Direktur Amnesty International Usman Hamid yang turut hadir dalam pemutaran film ini menyampaikan, perlu adanya upaya pelurusan sejarah, selain pengungkapan dan upaya permintaan maaf terhadap para korban dan keturunannya. Gagasan pelurusan sejarah ini semula masuk juga dalam rekomendasi tim Penyelesaian Non-Yudisial Pelanggaran Hak Asasi Manusia yang Berat Masa Lalu (PPHAM).

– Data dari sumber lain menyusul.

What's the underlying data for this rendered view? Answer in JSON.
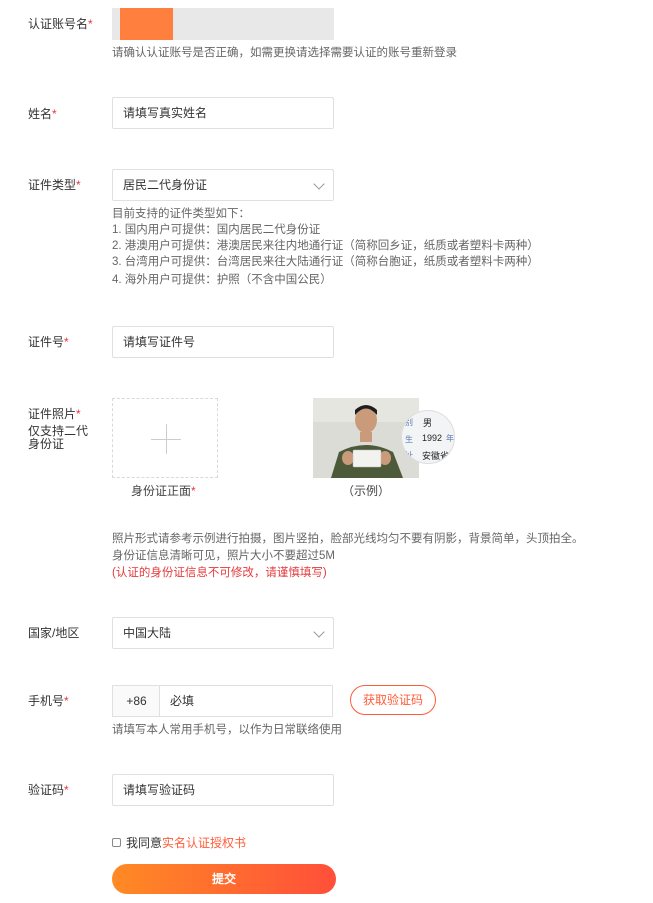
{
  "account": {
    "label": "认证账号名",
    "required_mark": "*",
    "hint": "请确认认证账号是否正确，如需更换请选择需要认证的账号重新登录"
  },
  "name": {
    "label": "姓名",
    "required_mark": "*",
    "placeholder": "请填写真实姓名"
  },
  "id_type": {
    "label": "证件类型",
    "required_mark": "*",
    "selected": "居民二代身份证",
    "notes": [
      "目前支持的证件类型如下：",
      "1. 国内用户可提供：国内居民二代身份证",
      "2. 港澳用户可提供：港澳居民来往内地通行证（简称回乡证，纸质或者塑料卡两种）",
      "3. 台湾用户可提供：台湾居民来往大陆通行证（简称台胞证，纸质或者塑料卡两种）",
      "4. 海外用户可提供：护照（不含中国公民）"
    ]
  },
  "id_number": {
    "label": "证件号",
    "required_mark": "*",
    "placeholder": "请填写证件号"
  },
  "id_photo": {
    "label": "证件照片",
    "required_mark": "*",
    "sublabel_line1": "仅支持二代",
    "sublabel_line2": "身份证",
    "upload_caption": "身份证正面",
    "upload_required_mark": "*",
    "example_caption": "（示例）",
    "example_card_text": {
      "gender": "男",
      "year": "1992",
      "year_suffix": "年",
      "side_1": "别",
      "side_2": "生",
      "side_3": "址",
      "addr": "安徽省"
    },
    "hint_line1": "照片形式请参考示例进行拍摄，图片竖拍，脸部光线均匀不要有阴影，背景简单，头顶拍全。",
    "hint_line2": "身份证信息清晰可见，照片大小不要超过5M",
    "warning": "(认证的身份证信息不可修改，请谨慎填写)"
  },
  "country": {
    "label": "国家/地区",
    "selected": "中国大陆"
  },
  "phone": {
    "label": "手机号",
    "required_mark": "*",
    "prefix": "+86",
    "placeholder": "必填",
    "get_code_label": "获取验证码",
    "hint": "请填写本人常用手机号，以作为日常联络使用"
  },
  "verify_code": {
    "label": "验证码",
    "required_mark": "*",
    "placeholder": "请填写验证码"
  },
  "agreement": {
    "prefix": "我同意",
    "link": "实名认证授权书"
  },
  "submit_label": "提交",
  "colors": {
    "accent": "#ff5c38",
    "required": "#e4393c",
    "avatar_orange": "#ff7f3f",
    "account_bar": "#e8e8e8"
  }
}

Walakin, saat diejawantahkan dalam Instruksi Presiden Nomor 2 Tahun 2023 tentang Pelaksanaan Rekomendasi Penyelesaian Non-Yudisial Pelanggaran Hak Asasi Manusia yang Berat, upaya pelurusan sejarah ini tak dimasukkan. Padahal, upaya ini menjadi penting karena bisa sedikit mengangkat beban generasi selanjutnya.
Akademisi, Sulistyowati Irianto, juga menyayangkan hal ini. Sebab, keakuratan sejarah sangat diperlukan. ”Jangan sampai anak muda itu berpijak pada sejarah yang salah,” ucapnya.
Ya, generasi muda perlu paham mengenai sejarah. Lola berharap film ini segera bisa masuk bioskop. Tak tertutup kemungkinan juga untuk memutar di sekolah atau kampus sehingga bisa menjadi salah satu langkah koreksi sejarah.
Sudah waktunya sejarah ditulis dengan tepat. Berhenti mewariskan trauma kepada generasi yang tidak mengalaminya.